What happened

Saudi Arabia is raising the stakes even further in its plan to upend the global distribution of oil production, with the latest news over the weekend that the country was planning to further increase its oil output in May, adding 600,000 barrels to its planned massive 43% increase in exports starting on April 1. 

At this writing, Brent crude futures are down 10.3% to $22.37 per barrel, while U.S. crude prices have fallen below $20. West Texas crude futures are down 7.3% and threatening to fall to the lowest levels in more than 20 years. 

And this has stocks across various subsectors of the energy industry falling sharply:

Oil Stock Subsector Price Change (Decline) on March 30
Oceaneering International (NYSE:OII) Offshore and undersea services (9.9%)
Plains GP Holdings LP (NYSE:PAGP) Midstream services (10.6%)
Targa Resources  (NYSE:TRGP) Midstream services (7.3%)
Matador Resources (NYSE:MTDR)
Oil and gas production and exploration (5.5%)

As of close on March 30. Source: Yahoo! Finance.

So what

Today's big sell-off was ignited by Saudi Arabia's plan to add even more oil to the market in May, on top of a huge production and export increase that's set to kick in this week. Global inventories are already growing, as demand falls off sharply under travel restrictions that have ground global travel to a halt. Hundreds of millions of people around the world are either working from home, furloughed, or now (or soon to be) unemployed as vast swathes of the global economy are halted to lock down on the spread of COVID-19. 

Pipelines at a refinery.

Image source: Getty Images.

The result: Global oil markets are about to be completely flooded. Estimates are calling for global oil demand to fall by as much as 20 million barrels per day. For context, that's the equivalent of all of Saudi Arabia's and Russia's oil production: 

Russia Crude Oil Production Chart

Russia Crude Oil Production data by YCharts.

And that's before both countries launched their war for global oil dominance. 

Saudi Arabia seems to be intent on playing a long game here, with no hint that the country will relent on its efforts to upend global oil markets and reset the balance of power. As the chart above shows, Saudi Arabia and Russia have moderated their oil production over the past few years to stabilize prices, while U.S. producers have sharply increased output. 

Those days are almost assuredly over, and that has put the entire U.S. oil and gas industry on notice. And to be clear, it's not just the independent oil producers at risk. Producers will likely be the first subsector to fall, as the weakest and most-leveraged burn through their cash and liquidity reserves in the months ahead. 

Now what

Once the producers run out of cash, the companies that provide services to producers will start running into similar troubles.
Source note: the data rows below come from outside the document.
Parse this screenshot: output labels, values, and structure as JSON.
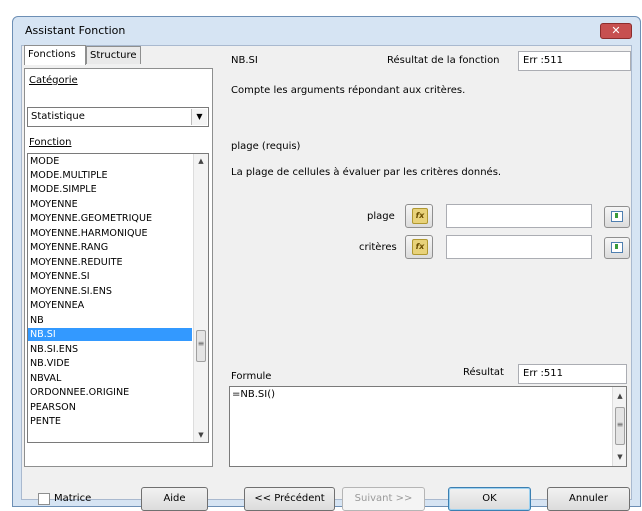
{
  "window": {
    "title": "Assistant Fonction",
    "close_symbol": "✕"
  },
  "tabs": [
    {
      "label": "Fonctions"
    },
    {
      "label": "Structure"
    }
  ],
  "category": {
    "label": "Catégorie",
    "value": "Statistique"
  },
  "function_label": "Fonction",
  "functions": [
    "MODE",
    "MODE.MULTIPLE",
    "MODE.SIMPLE",
    "MOYENNE",
    "MOYENNE.GEOMETRIQUE",
    "MOYENNE.HARMONIQUE",
    "MOYENNE.RANG",
    "MOYENNE.REDUITE",
    "MOYENNE.SI",
    "MOYENNE.SI.ENS",
    "MOYENNEA",
    "NB",
    "NB.SI",
    "NB.SI.ENS",
    "NB.VIDE",
    "NBVAL",
    "ORDONNEE.ORIGINE",
    "PEARSON",
    "PENTE"
  ],
  "selected_function": "NB.SI",
  "function_name": "NB.SI",
  "function_result": {
    "label": "Résultat de la fonction",
    "value": "Err :511"
  },
  "description": "Compte les arguments répondant aux critères.",
  "argument_info": {
    "title": "plage (requis)",
    "description": "La plage de cellules à évaluer par les critères donnés."
  },
  "arguments": [
    {
      "label": "plage",
      "value": ""
    },
    {
      "label": "critères",
      "value": ""
    }
  ],
  "formula": {
    "label": "Formule",
    "value": "=NB.SI()"
  },
  "result": {
    "label": "Résultat",
    "value": "Err :511"
  },
  "buttons": {
    "matrix": "Matrice",
    "help": "Aide",
    "previous": "<< Précédent",
    "next": "Suivant >>",
    "ok": "OK",
    "cancel": "Annuler"
  },
  "icons": {
    "fx": "fx",
    "scroll_up": "▲",
    "scroll_down": "▼",
    "dropdown": "▼",
    "grip": "≡"
  }
}
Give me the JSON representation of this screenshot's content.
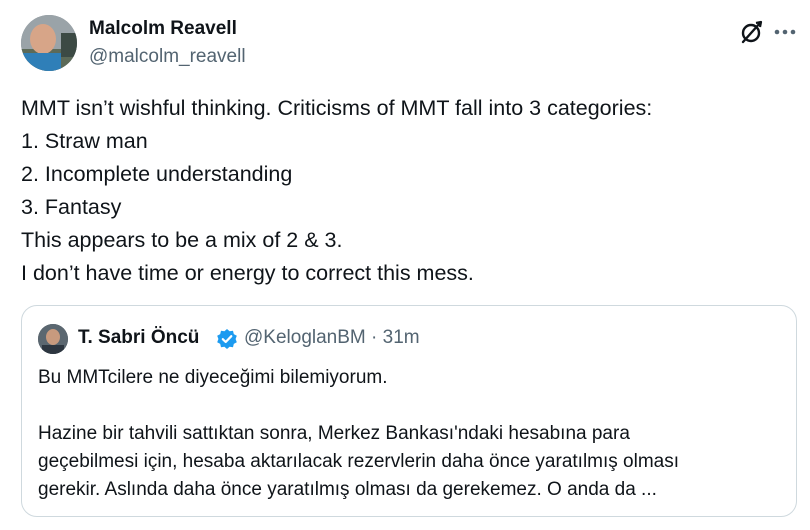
{
  "tweet": {
    "author": {
      "name": "Malcolm Reavell",
      "handle": "@malcolm_reavell"
    },
    "lines": [
      "MMT isn’t wishful thinking. Criticisms of MMT fall into 3 categories:",
      "1. Straw man",
      "2. Incomplete understanding",
      "3. Fantasy",
      "This appears to be a mix of 2 & 3.",
      "I don’t have time or energy to correct this mess."
    ]
  },
  "quote": {
    "author": {
      "name": "T. Sabri Öncü",
      "handle": "@KeloglanBM",
      "separator": "·",
      "time": "31m"
    },
    "paragraph1": "Bu MMTcilere ne diyeceğimi bilemiyorum.",
    "paragraph2": [
      "Hazine bir tahvili sattıktan sonra, Merkez Bankası'ndaki hesabına para",
      "geçebilmesi için, hesaba aktarılacak rezervlerin daha önce yaratılmış olması",
      "gerekir. Aslında daha önce yaratılmış olması da gerekemez. O anda da ..."
    ]
  },
  "icons": {
    "grok": "grok-icon",
    "more": "more-dots-icon",
    "verified": "verified-badge-icon"
  },
  "colors": {
    "text": "#0f1419",
    "secondary": "#536471",
    "border": "#cfd9de",
    "verified": "#1d9bf0"
  }
}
It doesn't matter how firm a contract is; a 10-year take-or-pay agreement with an oil producer isn't worth the paper it's printed on when the producer is insolvent. It's not just the companies in onshore oil at risk, either. Even offshore-focused service providers like Oceaneering International could see declines in demand as producers cut costs wherever they can. 

When you start looking at the entire oil and gas value chain, it's hard to find much to like right now. There's massive uncertainty beyond one simple fact: The U.S. oil industry cannot survive on $20 oil. Even if Saudi Arabia were to back off on its plans to flood global markets and drive U.S. and other marginal production, the sharp decline in oil demand alone (estimates are that we will see a 20-million-barrel-per-day decline this year) will keep prices depressed for some time to come. 

As things stand now, investors would do well to avoid the entire oil and gas sectors of the energy industry. As much as it looks like there's opportunity, there is tremendous risk that I think far outweighs the likelihood of picking winners at this stage. Besides, there are plenty of other stocks outside the energy industry that offer far better risk/reward profiles.